Mais rien n’allait dans cette incise. Un pléonasme, conjugué à un rappel spatial doublon, inutile et superflu. Rien, rien n’allait !

Sentant ses pattes l’abandonner, ne plus assurer leur support, le brave félin se résolut pourtant à lire la troisième étiquette…

Sur le fil noir : « dit-il. »

C’en était trop !

Les maléfices hurlèrent leur cruauté ; les tentacules des vices et des délices appelèrent à l’évader dans leur refuge de bien-être : un monde SANS incises.

Non, encore un peu ; il devait résister… Pour le Dahu, pour Hérisson…

Mais « dit-il » (il osait à peine formuler cette horreur en pensée) incarnait le pire du pire, le distillat de l’infamie, la quintessence de l’ignominie. Se doucher les yeux à l’acide ne suffirait pas à effacer cette vision, cette souillure de son âme…

— Inspecteur ! Lequel faut-il couper ? implora le Hérisson en une incise qui ne manquerait pas d’achever le fauve éprouvé s’il pouvait l’entendre.

Couper ? Exterminer, éradiquer, annihiler, atomiser, dépecer, désintégrer, brûler… Oui, brûler ! Brûler ces immondices ; jusqu’à la dernière !

Un rire atroce, abominable, désespéré s’enfuit de sa gorge. Il était incapable de trancher, alors il les couperait toutes ! TOUTES !

Pourtant, le Hérisson, lui, trancha la question. Littéralement. Ses griffes acérées firent un sort de la corde qui retenait le Dahu prisonnier de la bombe.

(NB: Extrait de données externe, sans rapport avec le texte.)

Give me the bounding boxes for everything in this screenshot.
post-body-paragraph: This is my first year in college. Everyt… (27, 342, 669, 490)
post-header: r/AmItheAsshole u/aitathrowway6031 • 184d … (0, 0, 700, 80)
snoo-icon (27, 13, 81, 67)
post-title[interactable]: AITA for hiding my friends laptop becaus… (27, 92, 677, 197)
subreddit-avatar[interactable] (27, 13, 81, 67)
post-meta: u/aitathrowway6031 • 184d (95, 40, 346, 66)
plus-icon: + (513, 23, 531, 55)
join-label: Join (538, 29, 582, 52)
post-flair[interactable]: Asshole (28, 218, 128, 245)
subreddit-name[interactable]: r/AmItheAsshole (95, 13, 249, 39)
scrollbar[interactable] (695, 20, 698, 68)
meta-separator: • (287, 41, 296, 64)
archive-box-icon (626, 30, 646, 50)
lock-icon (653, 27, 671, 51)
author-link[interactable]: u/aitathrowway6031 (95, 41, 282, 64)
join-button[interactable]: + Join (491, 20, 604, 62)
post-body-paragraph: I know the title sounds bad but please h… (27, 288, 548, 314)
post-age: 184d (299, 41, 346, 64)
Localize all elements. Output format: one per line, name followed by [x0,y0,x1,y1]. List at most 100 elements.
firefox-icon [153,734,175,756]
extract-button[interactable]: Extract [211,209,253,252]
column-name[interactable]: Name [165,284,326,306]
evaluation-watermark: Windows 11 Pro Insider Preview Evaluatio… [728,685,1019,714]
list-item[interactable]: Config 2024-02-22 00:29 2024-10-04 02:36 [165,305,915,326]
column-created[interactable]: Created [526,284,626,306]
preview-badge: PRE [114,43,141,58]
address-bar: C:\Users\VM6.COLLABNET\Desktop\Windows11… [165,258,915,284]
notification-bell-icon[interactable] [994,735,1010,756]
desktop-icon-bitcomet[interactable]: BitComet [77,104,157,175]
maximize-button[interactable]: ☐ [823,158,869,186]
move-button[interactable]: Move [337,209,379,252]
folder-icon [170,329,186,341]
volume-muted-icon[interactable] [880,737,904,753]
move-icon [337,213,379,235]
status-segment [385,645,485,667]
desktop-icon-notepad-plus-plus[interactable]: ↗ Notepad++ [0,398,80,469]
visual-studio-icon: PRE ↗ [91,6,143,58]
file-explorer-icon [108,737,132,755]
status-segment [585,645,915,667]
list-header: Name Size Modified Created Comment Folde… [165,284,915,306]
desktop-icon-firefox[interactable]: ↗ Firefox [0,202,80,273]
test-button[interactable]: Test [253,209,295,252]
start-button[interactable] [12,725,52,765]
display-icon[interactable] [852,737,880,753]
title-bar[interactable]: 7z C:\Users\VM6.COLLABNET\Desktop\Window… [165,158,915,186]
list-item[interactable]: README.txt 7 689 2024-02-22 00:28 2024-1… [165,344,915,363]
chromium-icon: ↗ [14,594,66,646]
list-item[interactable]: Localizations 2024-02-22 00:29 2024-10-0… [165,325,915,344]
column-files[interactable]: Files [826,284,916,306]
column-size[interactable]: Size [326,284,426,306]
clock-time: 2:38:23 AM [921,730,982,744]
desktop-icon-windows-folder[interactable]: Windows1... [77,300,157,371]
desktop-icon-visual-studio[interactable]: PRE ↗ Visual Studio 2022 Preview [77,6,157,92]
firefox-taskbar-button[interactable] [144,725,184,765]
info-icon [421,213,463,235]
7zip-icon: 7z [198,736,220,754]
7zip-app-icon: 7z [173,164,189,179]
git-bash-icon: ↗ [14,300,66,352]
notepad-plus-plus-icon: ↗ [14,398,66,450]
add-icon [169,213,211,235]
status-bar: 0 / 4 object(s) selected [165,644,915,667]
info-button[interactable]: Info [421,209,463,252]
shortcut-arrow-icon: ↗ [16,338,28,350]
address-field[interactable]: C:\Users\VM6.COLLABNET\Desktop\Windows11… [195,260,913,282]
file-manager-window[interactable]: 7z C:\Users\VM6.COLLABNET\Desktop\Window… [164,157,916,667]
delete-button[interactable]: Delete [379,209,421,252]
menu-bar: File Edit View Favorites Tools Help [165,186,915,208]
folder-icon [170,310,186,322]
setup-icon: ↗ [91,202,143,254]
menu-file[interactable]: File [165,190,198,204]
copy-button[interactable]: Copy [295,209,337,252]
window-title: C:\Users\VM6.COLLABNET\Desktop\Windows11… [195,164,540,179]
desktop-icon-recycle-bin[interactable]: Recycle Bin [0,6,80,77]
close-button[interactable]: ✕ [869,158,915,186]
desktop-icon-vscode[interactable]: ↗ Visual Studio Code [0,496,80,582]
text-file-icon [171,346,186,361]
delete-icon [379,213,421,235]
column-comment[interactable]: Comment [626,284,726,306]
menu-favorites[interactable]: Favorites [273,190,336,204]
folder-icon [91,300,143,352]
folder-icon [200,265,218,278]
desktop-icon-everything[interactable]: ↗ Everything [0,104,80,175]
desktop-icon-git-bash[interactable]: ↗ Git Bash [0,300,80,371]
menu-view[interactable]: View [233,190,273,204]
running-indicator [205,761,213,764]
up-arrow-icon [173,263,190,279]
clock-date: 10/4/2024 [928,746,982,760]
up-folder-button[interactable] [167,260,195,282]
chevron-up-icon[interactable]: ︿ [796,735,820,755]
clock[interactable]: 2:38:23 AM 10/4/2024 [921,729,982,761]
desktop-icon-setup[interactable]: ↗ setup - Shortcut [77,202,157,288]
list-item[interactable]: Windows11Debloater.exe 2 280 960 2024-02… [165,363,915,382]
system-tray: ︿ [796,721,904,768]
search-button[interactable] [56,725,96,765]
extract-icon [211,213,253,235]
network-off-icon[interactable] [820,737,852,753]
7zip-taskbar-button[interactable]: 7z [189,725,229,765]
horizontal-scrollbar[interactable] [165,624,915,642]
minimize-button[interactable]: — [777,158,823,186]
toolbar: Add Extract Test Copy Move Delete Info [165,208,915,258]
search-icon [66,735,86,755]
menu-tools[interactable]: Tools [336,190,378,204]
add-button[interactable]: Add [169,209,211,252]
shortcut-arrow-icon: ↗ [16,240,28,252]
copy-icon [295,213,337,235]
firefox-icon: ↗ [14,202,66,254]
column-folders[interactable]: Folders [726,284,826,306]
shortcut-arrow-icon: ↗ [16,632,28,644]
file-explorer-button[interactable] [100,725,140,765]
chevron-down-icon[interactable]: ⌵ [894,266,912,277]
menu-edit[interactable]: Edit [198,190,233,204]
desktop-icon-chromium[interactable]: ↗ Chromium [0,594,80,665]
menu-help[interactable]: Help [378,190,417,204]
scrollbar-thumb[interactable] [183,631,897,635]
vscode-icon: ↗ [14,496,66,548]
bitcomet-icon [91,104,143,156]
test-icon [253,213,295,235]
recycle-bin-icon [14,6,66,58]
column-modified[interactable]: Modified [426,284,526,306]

Attrapant l’engin explosif entre ses pattes, il courut, courut, de tout son souffle.

Il savait que les incises étaient la kryptonite de son chef : sa raison déjà étriquée ne se remettrait pas d’une telle déflagration.

Alors il courut, courut, jusqu’au bassin des orques.

De toutes ses forces, y jeta la bombe.

Contenue entre les renforcements bitumineux, la déflagration s’essouffla, mais le souffle… Le souffle emporta le Hérisson.

Répondit-elle, le nargua Michel d’un pied de nez, ironisa Claudine, murmura-t-il au creux de ses mains, décida-t-elle d’un ton assumé, répliqua Boris avec haine, asséna-t-il… Les incises s’enchaînaient, déferlaient en son être, se brouillaient jusqu’à n’être qu’un champ indicible.

Puis un voile noir sur sa conscience.